Monash Deakin Filicide Research Hub

The Monash Deakin Filicide Research Hub has carried out pioneering work on filicide, a tragic area, and one where little research internationally had been undertaken

The hub has been developed and led by Professor Emeritus Thea Brown AM, an academic teacher, researcher, and policy and program expert, who has worked in the field of family violence for some years, from the university base of the Department of Social Work at Monash University, Caulfield, Australia.

Her research and reform work in family violence to children among separating parents, while heading the Monash Family Violence and Family Court Research team lead to publications such as Brown, T., and Alexander, R. (2007), Child Abuse and Family Law, Allen, and Unwin, but more importantly to new national family law court programs and a restructuring of the national family law supporting services. Her team’s subsequent research on the changes lead to new legislation being introduced to further improve family law’s response to children experiencing violence in the context of parental separation.

Most recently she developed the Monash Deakin Filicide Research Hub, addressingfilicide.org. The Hub is led by Professor Emeritus Thea Brown and her colleagues Associate Professor Danielle Tyson, Deakin University, Melbourne, Australia, and Dr Paula Fernandez Arias, Department of Social work Monash University, Melbourne.

Ground-breaking filicide studies

The Hub has conducted three ground-breaking filicide studies, including state and national studies, which have laid a foundation for the development of prevention.
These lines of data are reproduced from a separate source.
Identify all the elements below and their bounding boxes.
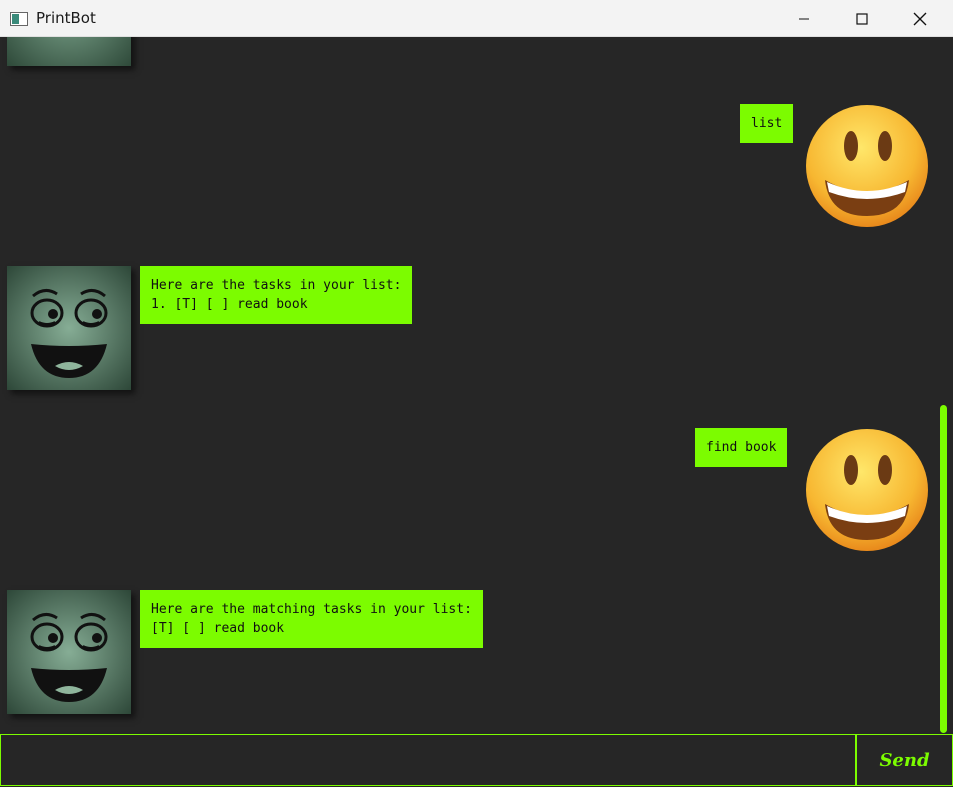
title-bar: PrintBot (0, 0, 953, 37)
close-button[interactable] (897, 0, 943, 37)
minimize-icon (799, 18, 809, 19)
chat-dialog-area[interactable]: list Here are the tasks in your list: 1.… (0, 37, 953, 734)
bot-avatar (7, 266, 131, 390)
bot-avatar (7, 590, 131, 714)
bot-message-bubble: Here are the matching tasks in your list… (140, 590, 483, 648)
window-title: PrintBot (36, 9, 96, 27)
user-avatar (805, 104, 929, 228)
maximize-icon (856, 12, 868, 25)
bot-avatar (7, 37, 131, 66)
close-icon (913, 12, 927, 25)
user-message-bubble: list (740, 104, 794, 143)
minimize-button[interactable] (781, 0, 827, 37)
cartoon-face-avatar-icon (7, 266, 131, 390)
smiley-emoji-icon (806, 105, 928, 227)
send-button[interactable]: Send (856, 734, 953, 786)
message-input[interactable] (0, 734, 856, 786)
bot-message-bubble: Here are the tasks in your list: 1. [T] … (140, 266, 413, 324)
user-message-bubble: find book (695, 428, 788, 467)
chat-scrollbar[interactable] (940, 405, 947, 733)
maximize-button[interactable] (839, 0, 885, 37)
input-bar: Send (0, 734, 953, 787)
user-avatar (805, 428, 929, 552)
cartoon-face-avatar-icon (7, 590, 131, 714)
app-window-icon (10, 11, 28, 26)
smiley-emoji-icon (806, 429, 928, 551)
cartoon-face-avatar-icon (7, 37, 131, 66)
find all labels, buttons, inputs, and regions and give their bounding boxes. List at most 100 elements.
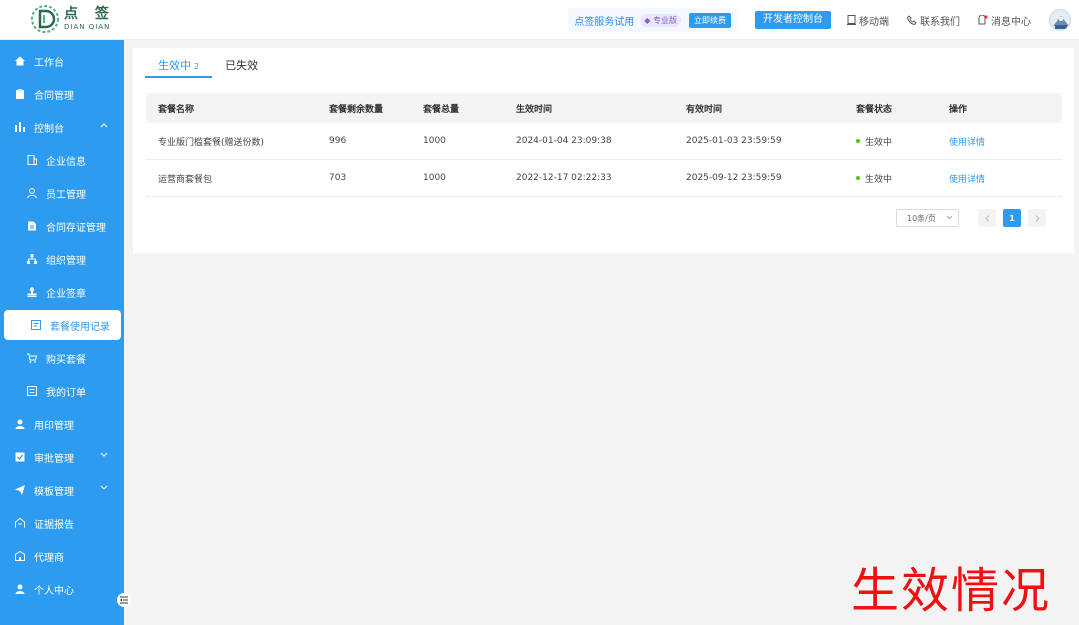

The studies have shattered the many myths around filicide including that it is a rare event and therefore incapable of being researched and overcome.

It is not rare, and it occurs regularly in the many nations across the world. The research shows that in Australia one child is killed by a parent almost every fortnight. Nor are fathers or mothers the most common perpetrator, they are both equally responsible, but stepfathers are disproportionately perpetrators.

Beginning in 2013 the Hub held a series of biennial international conferences at the Monash Centre in Prato, bringing together filicide researchers scattered across the world to expand knowledge quickly. The conference series has produced the book, When Parents Kill Children, Palgrave Macmillan, 2019, edited by the directors of the Hub.

The research and publications continue with the focus now being on identifying risk profiles for the various perpetrators and finally moving to the creation of research based early intervention models.